Engkau, dinda, bukanlah keturunan orang berpangkat, juga bukan keturunan ningrat. Aku tak peduli. Raga yang terbalut kain-kain penutup aurat dan jiwa yang terpaut akhirat yang kuingini. Terlebihi terpolesi ilmu syar’i. Tekadku sudah bulat. Kupinang engkau dalam waktu dekat.
Engkau, dinda, saat itu baru lulus SMA. Tak kusangka kalau engkau menerima lamaranku dengan tangan terbuka. Bahkan untuk menerimaku, engkau pangkas keinginanmu mencicipi bangku kuliah. Semua gurumu begitu menyayangkan keputusanmu karena engkau termasuk siswa yang cerdas. Aku tak tahu, mengapa engkau memilihku menjadi pangeran yang akan menduduki singgasana hatimu, dinda. Sujud syukurku pada Allah ‘azzawajallah. Alhamdulillah.
>>Percikan Bahagia di Hari Pernikahan…

Dan hari itu pun kita menikah. Terbitlah kebahagiaan yang menyelimuti sanubari. Sempurnalah mekar indah pucuk asmara. Telah tiba saatnya biduk harus berlayar di samudera kehidupan. Terhempas sudah karang-karang penantian yang bertengger di taman hati.
Adakah jalinan yang indah selain jalinan dan untaian tali pernikahan?
Adakah letupan-letupan cinta yang lebih menenteramkan hati sepasang muda-mudi selain dalam ikatan ini?
Adakah hubungan yang lebih menabung kebaikan selain hubungan sah secara syar’i?
Bak sejuknya tanah gersang yang kembali subur setelah dentuman hujan, bak cerahnya dedaunan muda yang indah menghijau bersemi, bak syahdunya kicauan burung menyambut mentari di pagi nan cerah, begitulah pula datangnya kuncup bahagia di hati.


>>Aku Begitu Kagum. . .

Semua terasa mudah dan indah, dinda. Engkaupun merasakan hal yang sama, bukan? Saat itu, usiaku 25 tahun dan engkau baru 19 tahun. Memang masih terlalu muda untuk kalangan umum namun engkau berani mengambil keputusan itu. Engkau berani mengakhiri masa lajangmu di usia dini. Dan tahukah engkau, dinda, itu membuatku semakin kagum padamu.
Dinda tersayang.
Semenjak menikah hingga saat ini, kekagumanku padamu terpupuk subur. Kudapati engkau belum pernah mengeluh tentang keadaan yang kita alami bersama. Padahal engkau sendiri tahu bahwa penghasilanku tak seberapa, kadangkala tak seimbang antara pemasukan dan pengeluaran. Begitu sering kita harus mengikis beberapa keinginan karena kita tak sanggup menggapainya. Benar-benar tak pernah terlihat kristal bening menetes dari pelupuk matamu karena hal itu, dinda.

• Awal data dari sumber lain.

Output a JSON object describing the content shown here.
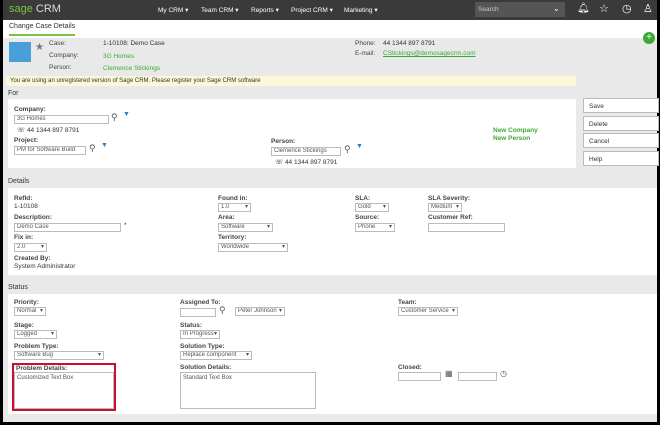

>>Tetesan Air Mata di Kasur Cinta ..

Masih teringatkah olehmu, dinda, saat pertama kali kita arungi bahtera ini di sebuah kontrakan mungil? Sama sekali kita tak punya apa-apa, bahkan alas tidur pun tak ada. Tetapi engkau benar-benar membuktikan kecerdikanmu, dinda.
Seonggok pakaian kita yang masih tersimpan dalam tas usang, kau keluarkan. Engkaupun melipatnya lalu engkau tumpuk dua hingga tiga helai. Engkau kemudian mengaturnya berjejeran. Di atas barisan baju itu, engkau bentangkan jilbab lebarmu. Jadilah kasur cinta ala istriku terkasih.
Sambil menyungging senyum manismu, engkau mempersilahkan aku mengempukkan diri di kasur cinta kita. Kutatap wajah ayumu, dinda. Kufokuskan mataku memandang hitam bola matamu sambil membalasmu dengan senyumku. Beberapa detik kemudian, kurasakan getaran hebat berkecamuk di hati. Dan, dan, dan berlinanglah air mata haruku. Aku cinta. Aku cinta. Aku mencintaimu, dinda.
>>Saatnya Engkau Melahirkan ..

Bersamamu, wahai permaisuri hatiku, tak terasa begitu cepat bergulirnya waktu. Dengan penuh kasih, selalu indah nan syahdu terlalui hari-hari, dinda. Kekurangan materi yang terkadang menghantui seakan-akan bukanlah beban manakala kita senantiasa menebalkan keikhlasan di hati. Denganmu, dinda, begitu banyak pelajaran yang kupetik.
Masih ingatkah ketika usia pernikahan kita beranjak setahun, saat tujuh bulan usia kehamilanmu, dinda? Aku begitu panik ketika engkau mengalami pendarahan. Tapi engkau begitu tenang tak gugup. Dari keningmu yang berkerut dan nafasmu yang tertahan, aku tahu engkau sedang menahan sakit yang luar biasa. Segera saja kubawa engkau ke bidan. Dari pemeriksaannya, itu adalah tanda-tanda bahwa engkau akan melahirkan.
Jam 12 malam, saat manusia tengah asyik terlelap, anak pertama kita lahir dengan prematur. Ah, betapa aku bahagia, dinda. Berulang kali, kukecup keningmu dengan kecupan sayang penuh mesra.
>>Segelas Air Putih..
Aku melihat wajahmu melemas. Engkau begitu lelah. Secara perlahan, kau bisiki aku dengan berkata:
“abii…, aku lapeer.”

Tersentak aku mendengarnya, dinda. Ya, seharian tadi engkau tak makan karena kesakitan sejak kemarin. Sore tadi aku hanya membeli sebungkus roti untukmu namun sudah kulahap habis karena tadi engkau tak nafsu makan. Kini tak ada roti atau jajanan lain. Mau beli, jam segini semua toko dan warung sudah tutup.
Alhamdulillah, ada segelas air putih yang dibawakan bidan. Kusuguhkan sendiri untukmu agar kemesraan kita tetap terjalin dan barangkali letihmu akan terkikis. Perlahan, engkau pun meneguknya, dinda. Tak ada tuntutan dan keluhan sedikit pun yang terlontar dari lisanmu. Engkau sungguh mengagumkan, dinda. Aku memuji Allah atas anugerah ini.
Kesahajaanmu benar-benar menggelombangkan air mataku. Melihat semburat bahagia terbit di wajahmu, kembali kurasakan tetesan bening bak kristal itu mengalir syahdu dari pelupuk mataku. Seiring menyusuri lembah hidungku, kurasakan air mata ini kembali menyuburkan bunga cinta di taman hati. Kupersembahkan indah mekarnya untukmu, dinda. Semerbaknya begitu harum, bukan?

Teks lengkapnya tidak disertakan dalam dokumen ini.